Monday, January 3, 2011

Whispering In the Closet


The Art Group will be showing new work at the Gafney Library during the month of February. This is good. I have a definite deadline for the work in progress. That said, I have spent the day so far exploring tangents, one in particular.

I wanted to title this post: "A Collage Artist and Former Librarian Considers ETEWAF (Everything That Ever Was--Available Forever)" but it was too long. I credit the blog Retrospace for starting me off in this direction. The idea of having access to every book ever written is a librarian's dream. And what collage artist wouldn't like to have access to every image that ever was, printed with indelible ink on acid-free paper?

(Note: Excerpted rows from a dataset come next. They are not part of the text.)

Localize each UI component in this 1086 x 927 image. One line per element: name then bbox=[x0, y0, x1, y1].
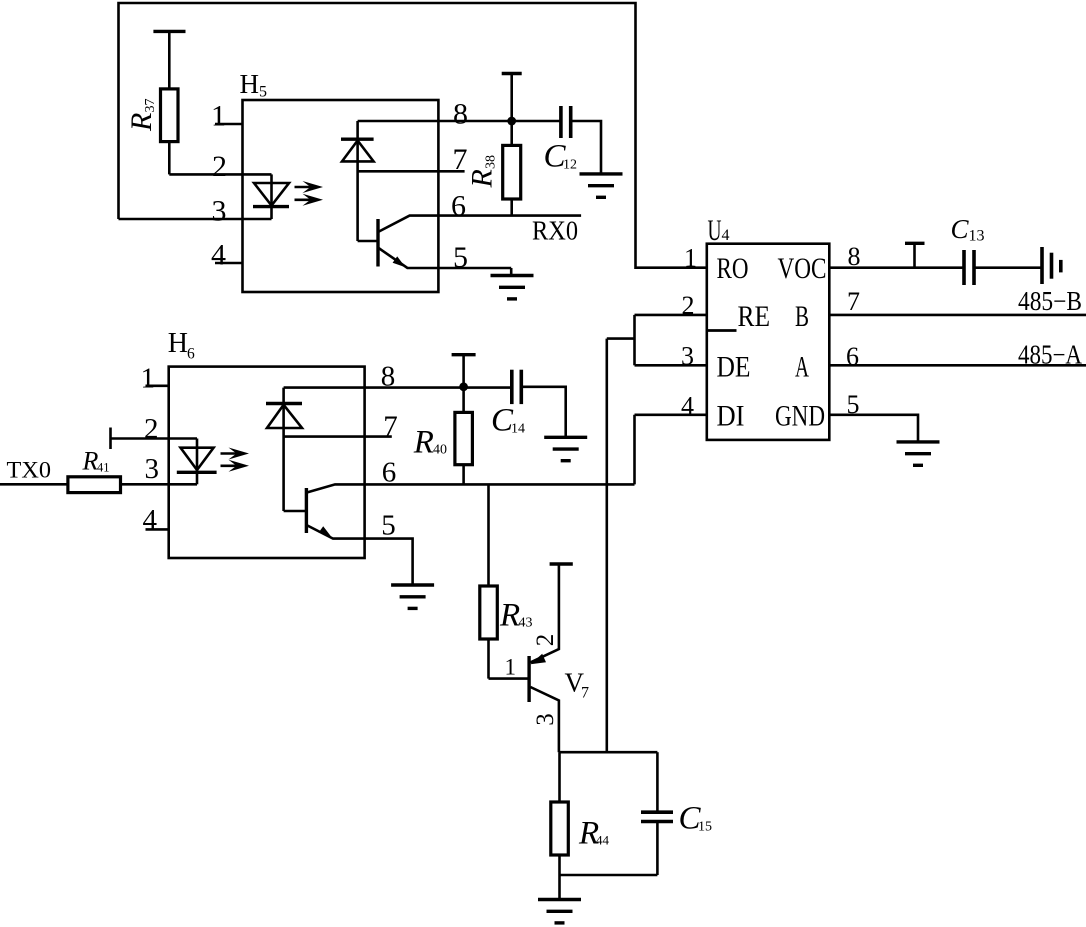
svg-text:1: 1 bbox=[684, 244, 697, 273]
svg-text:B: B bbox=[795, 300, 809, 333]
svg-text:5: 5 bbox=[259, 84, 267, 101]
svg-text:4: 4 bbox=[211, 239, 226, 272]
svg-text:6: 6 bbox=[187, 346, 195, 363]
svg-text:1: 1 bbox=[211, 100, 226, 133]
svg-text:7: 7 bbox=[847, 287, 860, 316]
svg-text:2: 2 bbox=[144, 413, 159, 445]
svg-text:U: U bbox=[708, 214, 722, 247]
svg-text:A: A bbox=[795, 351, 809, 384]
svg-text:4: 4 bbox=[681, 392, 694, 421]
svg-text:R: R bbox=[82, 447, 99, 476]
svg-text:2: 2 bbox=[212, 150, 227, 183]
svg-text:TX0: TX0 bbox=[7, 458, 51, 483]
svg-text:8: 8 bbox=[848, 242, 861, 271]
svg-text:6: 6 bbox=[451, 190, 466, 223]
svg-text:R: R bbox=[499, 598, 520, 634]
svg-text:44: 44 bbox=[596, 833, 610, 848]
svg-text:3: 3 bbox=[681, 342, 694, 371]
svg-text:37: 37 bbox=[143, 99, 158, 113]
svg-text:RE: RE bbox=[738, 300, 771, 333]
svg-text:5: 5 bbox=[847, 390, 860, 419]
svg-text:12: 12 bbox=[563, 158, 577, 173]
svg-text:13: 13 bbox=[969, 228, 985, 245]
svg-text:43: 43 bbox=[519, 616, 533, 631]
svg-text:8: 8 bbox=[453, 98, 468, 131]
svg-text:3: 3 bbox=[145, 453, 160, 485]
svg-text:DI: DI bbox=[717, 400, 745, 433]
svg-text:38: 38 bbox=[484, 155, 499, 169]
svg-text:2: 2 bbox=[682, 291, 695, 320]
svg-text:2: 2 bbox=[532, 634, 559, 647]
svg-text:6: 6 bbox=[382, 457, 397, 489]
svg-text:R: R bbox=[125, 113, 158, 132]
svg-text:7: 7 bbox=[581, 685, 589, 702]
svg-text:H: H bbox=[168, 328, 188, 359]
svg-text:5: 5 bbox=[453, 241, 468, 274]
svg-text:3: 3 bbox=[532, 713, 559, 726]
svg-text:4: 4 bbox=[722, 227, 730, 244]
svg-text:R: R bbox=[466, 169, 499, 188]
svg-text:4: 4 bbox=[143, 504, 158, 536]
svg-text:485−B: 485−B bbox=[1018, 286, 1082, 316]
svg-text:VOC: VOC bbox=[778, 252, 827, 285]
svg-text:1: 1 bbox=[505, 655, 517, 680]
svg-text:H: H bbox=[240, 69, 260, 99]
svg-text:C: C bbox=[951, 214, 970, 244]
svg-text:15: 15 bbox=[698, 820, 712, 835]
svg-text:1: 1 bbox=[141, 363, 156, 395]
svg-text:5: 5 bbox=[381, 510, 396, 542]
svg-text:41: 41 bbox=[97, 461, 110, 475]
svg-text:R: R bbox=[413, 425, 434, 461]
svg-text:6: 6 bbox=[846, 342, 859, 371]
svg-text:DE: DE bbox=[717, 351, 751, 384]
svg-text:RO: RO bbox=[717, 252, 749, 285]
svg-text:7: 7 bbox=[383, 411, 398, 443]
svg-text:8: 8 bbox=[381, 361, 396, 393]
svg-text:3: 3 bbox=[212, 195, 227, 228]
svg-text:GND: GND bbox=[775, 400, 825, 433]
svg-text:40: 40 bbox=[433, 443, 447, 458]
svg-text:RX0: RX0 bbox=[532, 216, 578, 246]
svg-text:485−A: 485−A bbox=[1018, 340, 1082, 370]
svg-text:14: 14 bbox=[511, 422, 525, 437]
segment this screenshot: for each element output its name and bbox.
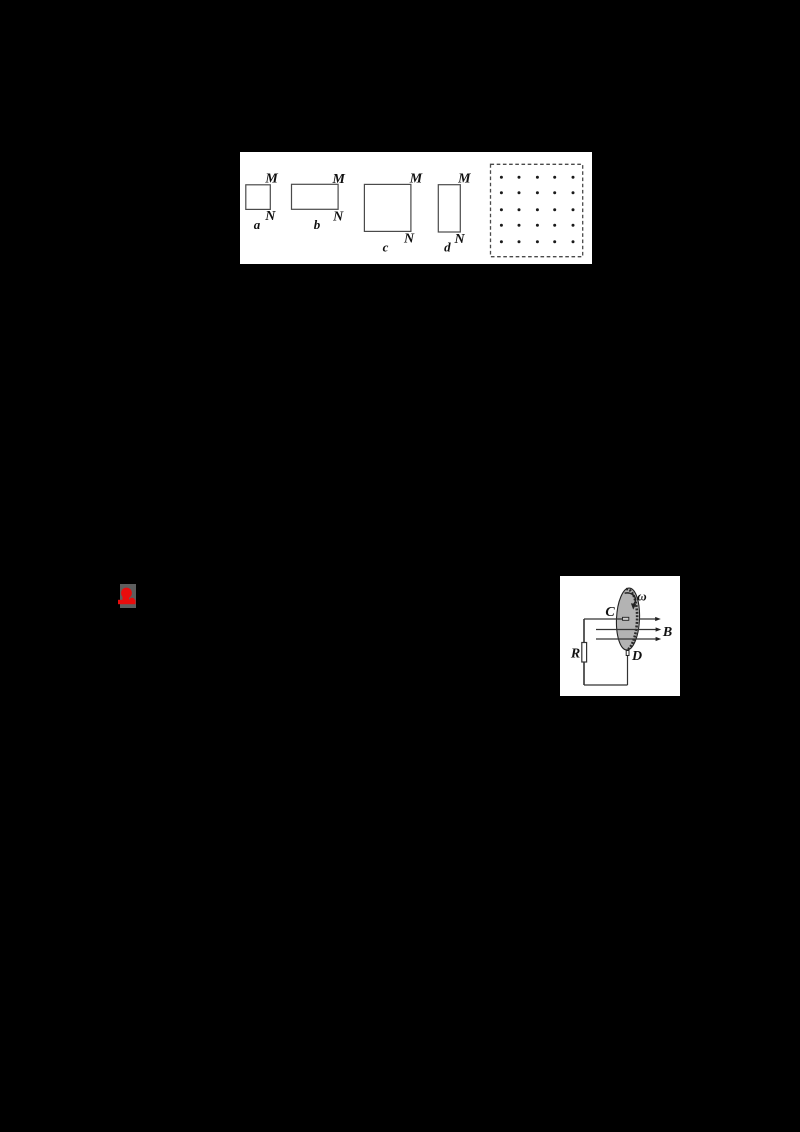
svg-text:M: M (331, 172, 345, 187)
svg-text:c: c (383, 240, 389, 255)
svg-text:M: M (457, 172, 471, 187)
svg-text:M: M (409, 172, 423, 187)
svg-text:N: N (453, 232, 465, 247)
wire from brush C to left (584, 618, 623, 620)
figure 1: four loops and field region (240, 152, 592, 264)
svg-text:B: B (662, 625, 672, 640)
disc (rotating) (615, 588, 641, 651)
svg-text:N: N (403, 232, 415, 247)
brush C (623, 617, 629, 620)
svg-text:a: a (254, 217, 261, 232)
svg-text:N: N (264, 209, 276, 224)
wire right vertical up to brush D (627, 656, 629, 686)
field line arrow 2 (596, 629, 658, 631)
disc rim (thickness, dashed) (624, 589, 639, 650)
svg-text:ω: ω (637, 588, 646, 603)
wire left vertical (top) (583, 619, 585, 643)
loop d (438, 185, 460, 232)
brush D (626, 651, 629, 656)
field line arrow 3 (596, 638, 658, 640)
field dots (B out of page) (500, 176, 575, 244)
svg-text:R: R (570, 647, 580, 662)
loop b (292, 184, 339, 209)
field line arrow 1 (640, 618, 659, 620)
wire bottom horizontal (584, 684, 628, 686)
rotation arrow omega (625, 593, 636, 604)
loop a (246, 185, 270, 210)
wire left vertical (bottom) (583, 662, 585, 685)
svg-text:M: M (264, 172, 278, 187)
svg-text:b: b (314, 217, 321, 232)
loop c (364, 184, 411, 231)
red marker icon (118, 584, 138, 608)
field region dashed boundary (491, 164, 583, 256)
svg-text:C: C (605, 605, 615, 620)
svg-text:d: d (444, 240, 451, 255)
svg-text:N: N (332, 210, 344, 225)
svg-text:D: D (631, 649, 642, 664)
figure 2: rotating disc circuit (560, 576, 680, 696)
resistor R (582, 643, 587, 663)
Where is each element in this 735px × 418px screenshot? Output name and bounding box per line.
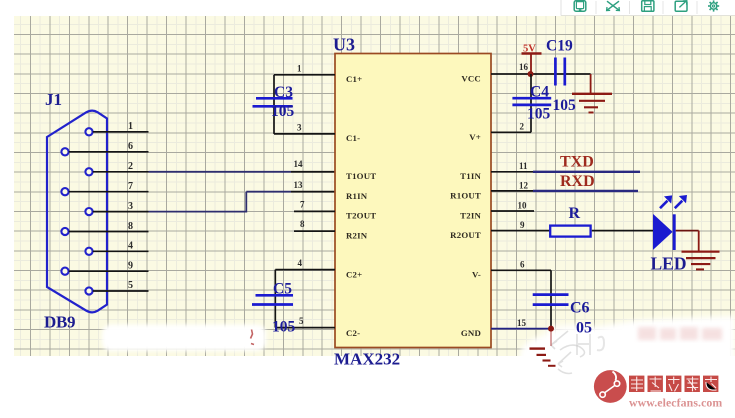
- svg-text:TXD: TXD: [560, 154, 594, 171]
- C19 value 105: [553, 97, 577, 114]
- capacitor C4: [512, 98, 551, 105]
- svg-text:5V: 5V: [523, 44, 536, 55]
- C6 value 05: [576, 320, 592, 337]
- ground symbol right of C19: [572, 94, 612, 113]
- svg-text:9: 9: [128, 261, 133, 272]
- svg-text:R2OUT: R2OUT: [450, 230, 481, 240]
- C3 value 105: [271, 103, 295, 120]
- TXD label: [560, 154, 594, 171]
- svg-text:4: 4: [298, 258, 303, 268]
- svg-text:MAX232: MAX232: [334, 350, 400, 369]
- pin13 number: [294, 180, 304, 190]
- svg-text:1: 1: [297, 64, 302, 74]
- J1 label: [45, 90, 62, 109]
- svg-text:C2-: C2-: [346, 328, 360, 338]
- svg-text:105: 105: [272, 319, 296, 336]
- svg-text:T1IN: T1IN: [460, 171, 481, 181]
- svg-text:105: 105: [553, 97, 577, 114]
- svg-text:5: 5: [128, 280, 133, 291]
- svg-text:3: 3: [128, 201, 133, 212]
- svg-text:GND: GND: [461, 328, 481, 338]
- svg-text:9: 9: [520, 220, 525, 230]
- J1 pin 4: [85, 248, 92, 255]
- svg-text:2: 2: [520, 122, 525, 132]
- J1 pin 3: [85, 208, 92, 215]
- wire U3 pin8 stub: [294, 219, 335, 231]
- svg-text:VCC: VCC: [461, 73, 481, 83]
- svg-text:12: 12: [519, 180, 529, 190]
- C5 value 105: [272, 319, 296, 336]
- svg-text:11: 11: [519, 161, 528, 171]
- wire GND pin15: [491, 318, 551, 329]
- pin14 number: [294, 159, 304, 169]
- C3 label: [274, 84, 293, 101]
- capacitor C3: [253, 98, 293, 106]
- svg-text:DB9: DB9: [44, 313, 75, 332]
- wire U3 pin3: [274, 123, 335, 134]
- C5 vertical wire: [274, 270, 276, 328]
- svg-text:C4: C4: [530, 84, 549, 101]
- wire R1OUT pin12 stub: [491, 180, 533, 191]
- svg-text:U3: U3: [333, 35, 355, 55]
- wire U3 pin1: [274, 64, 335, 75]
- svg-text:C3: C3: [274, 84, 293, 101]
- svg-text:6: 6: [128, 141, 133, 152]
- svg-text:105: 105: [271, 103, 295, 120]
- wire T1IN pin11 stub: [491, 161, 533, 172]
- svg-text:105: 105: [527, 106, 551, 123]
- svg-text:R1IN: R1IN: [346, 191, 368, 201]
- U3 pin names left: [346, 74, 376, 338]
- svg-text:RXD: RXD: [560, 173, 595, 190]
- svg-text:R2IN: R2IN: [346, 230, 368, 240]
- RXD label: [560, 173, 595, 190]
- wire R to LED: [592, 230, 654, 232]
- net RXD wire: [533, 190, 638, 192]
- C4 label: [530, 84, 549, 101]
- wire VCC pin16: [491, 62, 591, 74]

But, reading further in Wired Magazine and Inhabitatio Dei, I began to ask myself if this ETEWAF phenomenon is really such a good thing. The comments on the Inhabitatio Dei post were instructive, leading me to consider the book Dialectic of Enlightenment by Theodor Adorno and Max Horkheimer, the chapter titled "The Culture Industry: Enlightenment as Mass Deception" in particular.

And if all of that didn't give me enough to think about, I also stumbled upon a summary of Walter Benjamin's essay titled "The Work of Art in The Age of Mechanical Reproduction." Does making use of found images in collage result in the loss of "aura" that Benjamin discusses?

Time will tell. Bottom line is I have four works in progress for the February show and damn little progress has been made so far today!